O ex-procurador-geral da República Pinto Monteiro considerou esta sexta-feira que as informações sobre a detenção de José Sócrates só eram conhecidas por «quem conhece a investigação» e que devem ser apuradas «as claras e demonstradas» violações do segredo de justiça.

Numa declaração enviada à agência Lusa, Pinto Monteiro entende que houve «claras e demonstradas violações do segredo de justiça e fugas de informação» e o que foi noticiado sobre o inquérito crime do ex-primeiro-ministro «só poderia ser sabido por aqueles que conhecem o segredo da investigação».

«Deve ser instaurado um completo inquérito para tentar apurar as claras e demonstradas violações do segredo de justiça e fugas de informação, já que foi noticiado aquilo que só poderia ser sabido por aqueles que conhecem o segredo da investigação», refere Pinto Monteiro, defendendo que as «conclusões e os próprios passos da investigação deverão ser divulgados para evitar especulações que atingem a honra e a dignidade das pessoas e das instituições».

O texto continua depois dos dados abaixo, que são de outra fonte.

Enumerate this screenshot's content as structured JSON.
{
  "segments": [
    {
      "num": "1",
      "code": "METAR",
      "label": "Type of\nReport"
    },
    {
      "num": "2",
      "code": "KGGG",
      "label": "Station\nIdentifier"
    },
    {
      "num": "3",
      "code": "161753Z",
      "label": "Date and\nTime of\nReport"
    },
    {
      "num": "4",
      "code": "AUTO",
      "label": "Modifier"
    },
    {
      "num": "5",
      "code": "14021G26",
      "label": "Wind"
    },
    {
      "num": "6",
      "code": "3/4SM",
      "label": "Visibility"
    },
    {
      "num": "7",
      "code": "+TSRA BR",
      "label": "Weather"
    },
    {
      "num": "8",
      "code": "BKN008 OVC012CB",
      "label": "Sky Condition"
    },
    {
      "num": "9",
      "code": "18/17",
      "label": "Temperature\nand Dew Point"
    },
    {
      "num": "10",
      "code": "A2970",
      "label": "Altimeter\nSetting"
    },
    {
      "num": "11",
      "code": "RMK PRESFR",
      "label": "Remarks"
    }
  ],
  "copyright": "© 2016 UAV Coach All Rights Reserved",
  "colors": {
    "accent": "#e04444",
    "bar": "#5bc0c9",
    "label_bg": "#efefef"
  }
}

O ex-primeiro-ministro está detido, em prisão preventiva, no Estabelecimento Prisional de Évora, indiciado de fraude fiscal, branqueamento de capitais e corrupção.

Na missiva enviada à Lusa, Pinto Monteiro aborda também o almoço que teve com José Sócrates em Lisboa, na semana em que o ex-líder socialista, dizendo que o encontro foi do conhecimento público através de escutas e que a conversa versou «assuntos banais» e que «o ex-primeiro-ministro nunca, nem no almoço, nem em qualquer outra ocasião, mencionou a existência de qualquer processo».

Na segunda-feira, em entrevista à RTP, Pinto Monteiro já tinha afirmado que está a ser feito um «aproveitamento político de um caso jurídico», que «prejudica o PS», referindo-se à detenção do ex-primeiro-ministro José Sócrates, que está em prisão preventiva por indícios de branqueamento de capitais, fraude fiscal e corrupção.

Alegando que algumas notícias colocam em causa a sua honra e dignidade, o juiz jubilado garante que «desde que cessou o mandato de procurador-geral, nunca mais teve contactos com qualquer magistrado ou funcionário de organismos de investigação e acção penal e ignorava absolutamente que existisse qualquer processo contra José Sócrates».

Sobre o inquérito, a Procuradoria-Geral da República disse ir abrir para apurar a violação do segredo deste caso mediático, Pinto Monteiro diz ignorar «se também será investigada a conversa tida no almoço em questão».